そして、また緊張しっぱなしの環を見ると、前方凝視‼︎と前だけ向き微動だにしていない。
このままじゃ、本当に車酔いするな…
どうしたらいいのか…
「智樹君と環君って同じ学年なんだよね」
運転しながら早見が2人に話しかける。
「はい。偶然」
智樹が質問に答えると、
「クラスは同じ?」
また早見が質問しする。
「今日、俺、学校行ってなくてわからないんです…」
また智樹が答える。
「環君、智樹君と同じクラスだといいね」
今度、早見は緊張しまくっている環に声をかけた。
「ハ、ハイ…」
早見の質問に、きちんと環は答える。
「環君。
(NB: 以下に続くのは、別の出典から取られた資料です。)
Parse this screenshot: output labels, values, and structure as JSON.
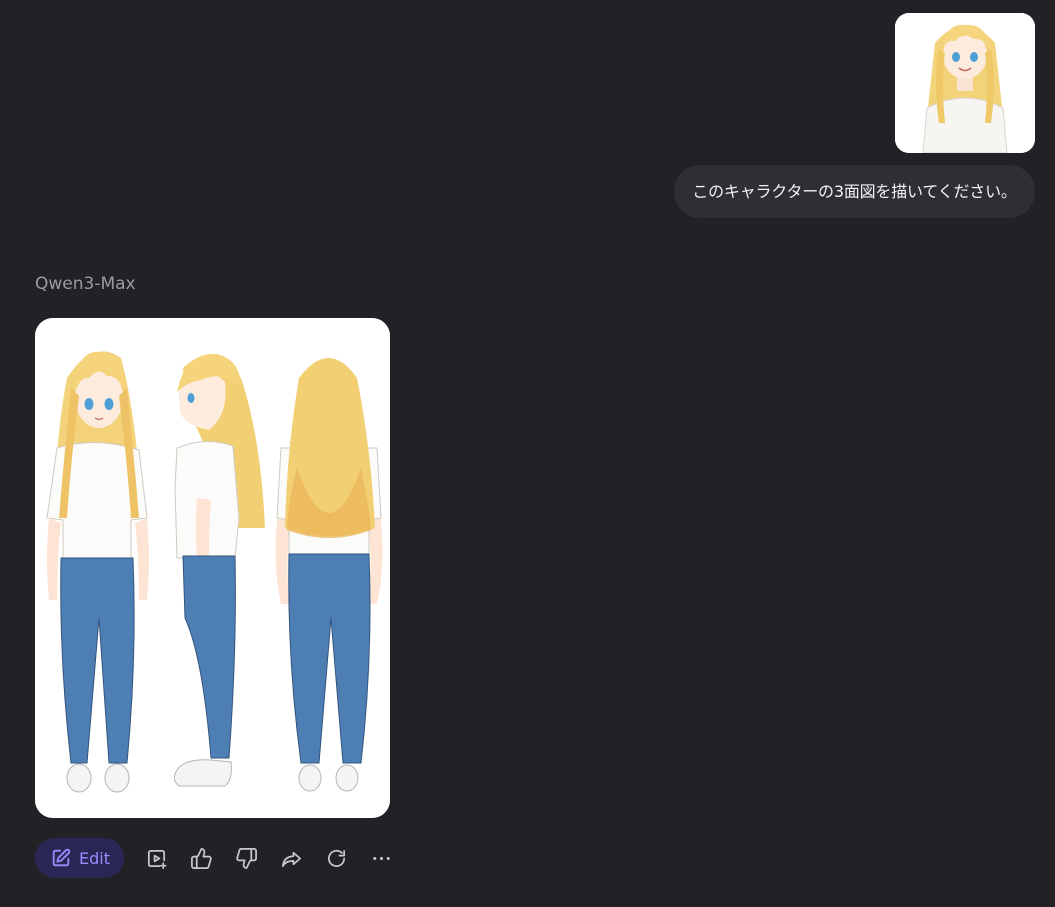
{
  "user_message": {
    "image_alt": "Blonde anime girl in white T-shirt",
    "text": "このキャラクターの3面図を描いてください。"
  },
  "assistant": {
    "model_name": "Qwen3-Max",
    "image_alt": "Three-view character sheet: front, side, back",
    "actions": {
      "edit_label": "Edit",
      "icons": [
        "video-generate-icon",
        "thumbs-up-icon",
        "thumbs-down-icon",
        "share-icon",
        "regenerate-icon",
        "more-icon"
      ]
    }
  },
  "colors": {
    "background": "#222226",
    "bubble": "#2e2e33",
    "accent": "#9c8cff",
    "edit_bg": "#2a2656",
    "icon": "#c8c8cf"
  }
}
智樹君、運動はダメだけど勉強はよくできるし、教え方上手だから、今度教えてもらったらいいよ」
「なっ!…早見さん、俺が運動ダメって言わなくてもいいじゃないですか!」
苦手分野を早見に暴露されて、智樹は恥ずかしくなり頬を赤らめる。
「だって本当だろ?色々伝説はあるけど、とくに面白いのがボールを使った競技の時間でね。その中でもバレーボールなんて酷いよ」
その時の話を思い出したように、クスクス笑い出す。
「オーバーハンドパスの時、絶対と言っていいほど、おでこでキャッチ、パスをするんだ」
「え⁉︎おでこで…ですか?」
環が驚く。
「そ、おでこ。だからバレーボールの授業の日は、おでこ赤くして帰ってくるし、もちろんアンダーハントパスは後ろパスしかした事ないんだ」
「え!?それ実話ですか!?」
「実話だよ。あ、サッカーの時はね…」
「あ"ーーー!!早見さん、もう言わないでください‼︎」
まだ智樹の気話しをし続けようとする早見の言葉を、智樹が遮った。